The Emperor’s New Clothes

The Emperor’s New Clothes

The scandal involving John Galliano’s unfortunate remarks, dismissal from the House of Dior, and his recent attempt at redemption through a stint at Oscar De La Renta, set me thinking about the differences, and parallels, between the fashion and interior design industries, and particularly how the cult of personality affects the two industries.

John Galliano after one of his final collections at Dior

John Galliano after one of his final collections at Dior

In the fashion world, there are clear routes to market: Fashion Week in major world cities, catwalk shows and semi-annual collections, couture and celebrity labels. The actual clothes that wind up in our stores and closets are usually quite different from what we see at these events, but each feeds on the other in a well-established way.

A Sumptuous Dior Couture Creation by John Galliano

A Sumptuous Dior Couture Creation by John Galliano

The interior design industry, for the most part, comes at things from a different perspective. Certainly, there are celebrity designers, and if one of them were recorded making the kinds of statements Galliano did, there would be an outcry. But other than perhaps furniture or accessory lines, there’s no machine on the order of the fashion industry, whereby a designer’s vision is modified to accommodate real-world consumers. And that has led to a strange anomaly in interior design.

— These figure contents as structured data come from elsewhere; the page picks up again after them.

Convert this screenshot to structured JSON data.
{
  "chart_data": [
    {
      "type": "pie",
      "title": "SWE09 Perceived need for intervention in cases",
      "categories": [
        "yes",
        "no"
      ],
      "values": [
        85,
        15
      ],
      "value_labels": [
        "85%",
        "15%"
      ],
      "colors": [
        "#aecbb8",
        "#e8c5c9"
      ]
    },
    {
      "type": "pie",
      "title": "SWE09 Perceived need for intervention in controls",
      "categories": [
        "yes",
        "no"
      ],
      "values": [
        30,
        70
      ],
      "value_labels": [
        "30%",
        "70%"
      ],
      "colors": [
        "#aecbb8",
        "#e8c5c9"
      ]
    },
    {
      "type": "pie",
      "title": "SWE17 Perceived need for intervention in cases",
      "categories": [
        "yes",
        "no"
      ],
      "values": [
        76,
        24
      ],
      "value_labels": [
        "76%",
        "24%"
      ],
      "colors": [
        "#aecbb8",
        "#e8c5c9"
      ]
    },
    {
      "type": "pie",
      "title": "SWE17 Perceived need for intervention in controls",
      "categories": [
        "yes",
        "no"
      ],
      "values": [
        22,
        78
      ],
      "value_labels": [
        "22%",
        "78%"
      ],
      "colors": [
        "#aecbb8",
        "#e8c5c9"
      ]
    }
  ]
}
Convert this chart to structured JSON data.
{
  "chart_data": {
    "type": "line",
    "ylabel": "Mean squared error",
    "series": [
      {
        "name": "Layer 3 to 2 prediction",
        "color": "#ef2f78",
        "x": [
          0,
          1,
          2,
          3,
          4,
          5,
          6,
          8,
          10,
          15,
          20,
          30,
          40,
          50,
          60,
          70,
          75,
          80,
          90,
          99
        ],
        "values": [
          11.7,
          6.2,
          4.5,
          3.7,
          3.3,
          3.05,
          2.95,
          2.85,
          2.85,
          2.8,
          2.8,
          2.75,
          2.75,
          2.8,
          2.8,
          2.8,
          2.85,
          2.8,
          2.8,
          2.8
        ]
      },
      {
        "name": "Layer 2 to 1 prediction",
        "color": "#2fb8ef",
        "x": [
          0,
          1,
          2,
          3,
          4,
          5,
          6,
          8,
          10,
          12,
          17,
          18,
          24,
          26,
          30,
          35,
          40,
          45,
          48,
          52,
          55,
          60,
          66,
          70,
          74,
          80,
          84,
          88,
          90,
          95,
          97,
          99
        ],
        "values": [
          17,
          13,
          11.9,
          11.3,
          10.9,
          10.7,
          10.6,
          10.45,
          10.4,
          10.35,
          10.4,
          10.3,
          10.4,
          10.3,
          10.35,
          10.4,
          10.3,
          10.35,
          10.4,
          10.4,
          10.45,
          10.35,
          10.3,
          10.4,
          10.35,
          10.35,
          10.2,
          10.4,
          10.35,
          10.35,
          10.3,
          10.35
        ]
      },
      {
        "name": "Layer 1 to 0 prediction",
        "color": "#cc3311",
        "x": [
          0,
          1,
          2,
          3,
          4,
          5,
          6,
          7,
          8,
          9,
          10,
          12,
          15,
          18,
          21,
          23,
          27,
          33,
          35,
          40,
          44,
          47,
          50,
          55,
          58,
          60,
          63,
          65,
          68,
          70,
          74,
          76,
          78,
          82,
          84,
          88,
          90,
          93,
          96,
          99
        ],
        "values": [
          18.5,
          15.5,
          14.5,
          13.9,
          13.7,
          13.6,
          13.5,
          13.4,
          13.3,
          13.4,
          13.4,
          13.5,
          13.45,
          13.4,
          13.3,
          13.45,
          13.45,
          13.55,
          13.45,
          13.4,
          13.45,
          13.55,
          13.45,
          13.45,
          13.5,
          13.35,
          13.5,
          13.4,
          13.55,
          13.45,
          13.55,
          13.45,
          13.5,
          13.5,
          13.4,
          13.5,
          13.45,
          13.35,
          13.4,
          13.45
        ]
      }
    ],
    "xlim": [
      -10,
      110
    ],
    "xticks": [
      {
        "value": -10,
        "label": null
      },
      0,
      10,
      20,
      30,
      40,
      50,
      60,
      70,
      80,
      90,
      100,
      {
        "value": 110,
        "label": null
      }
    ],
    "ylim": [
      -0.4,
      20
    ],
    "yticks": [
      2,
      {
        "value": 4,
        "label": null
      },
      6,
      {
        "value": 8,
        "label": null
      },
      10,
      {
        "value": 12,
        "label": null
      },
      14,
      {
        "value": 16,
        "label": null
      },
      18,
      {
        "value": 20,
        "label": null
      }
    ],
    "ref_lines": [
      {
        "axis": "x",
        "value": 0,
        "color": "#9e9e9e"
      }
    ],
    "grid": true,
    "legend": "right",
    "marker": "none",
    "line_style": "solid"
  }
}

A Kelly Wearstler Designed Living Room

A Kelly Wearstler Designed Living Room

Some designers, like some architects, have become arbiters of taste and celebrities in their own right, using the media, high-profile clients and self-promotion to become stars. In commercial work, it’s not necessarily a bad thing if the designer’s individual vision predominates. But when it comes to residential work, the advantages are less clear.

Clients who hire a Kelly Wearstler or John Saladino may be choosing them because they love that particular look, but I suspect some are buying a label, just as they wear Galliano couture or Manolos, whether they suit them or not. Can the label phenomenon really translate to interior design?

Nate Berkus, an endorsement from Oprah always helps.

Nate Berkus, an endorsement from Oprah always helps.

The heart of a successful interior begins and ends with the individual client. It should be less about the designer’s vision or style and more about you. Just as designer clothes can sometimes “wear” you rather than the other way around, some of these celebrity homes scream about the designer and say nothing about the owner. The work may look wonderful splashed across the pages of Architectural Digest, but does anyone really live there? Could you?

The process of designing your home should be about informed consumption. A truly talented designer, whether he or she is a big name or a hardworking local designer whose portfolio speaks to you, should always start with extensive consultation with you, helping you to clarify your own vision.
Without that, it’s really just window dressing.

A Michael S. Smith Interior: one of the hottest celebrity designers around.

A Michael S. Smith Interior: one of the hottest celebrity designers around.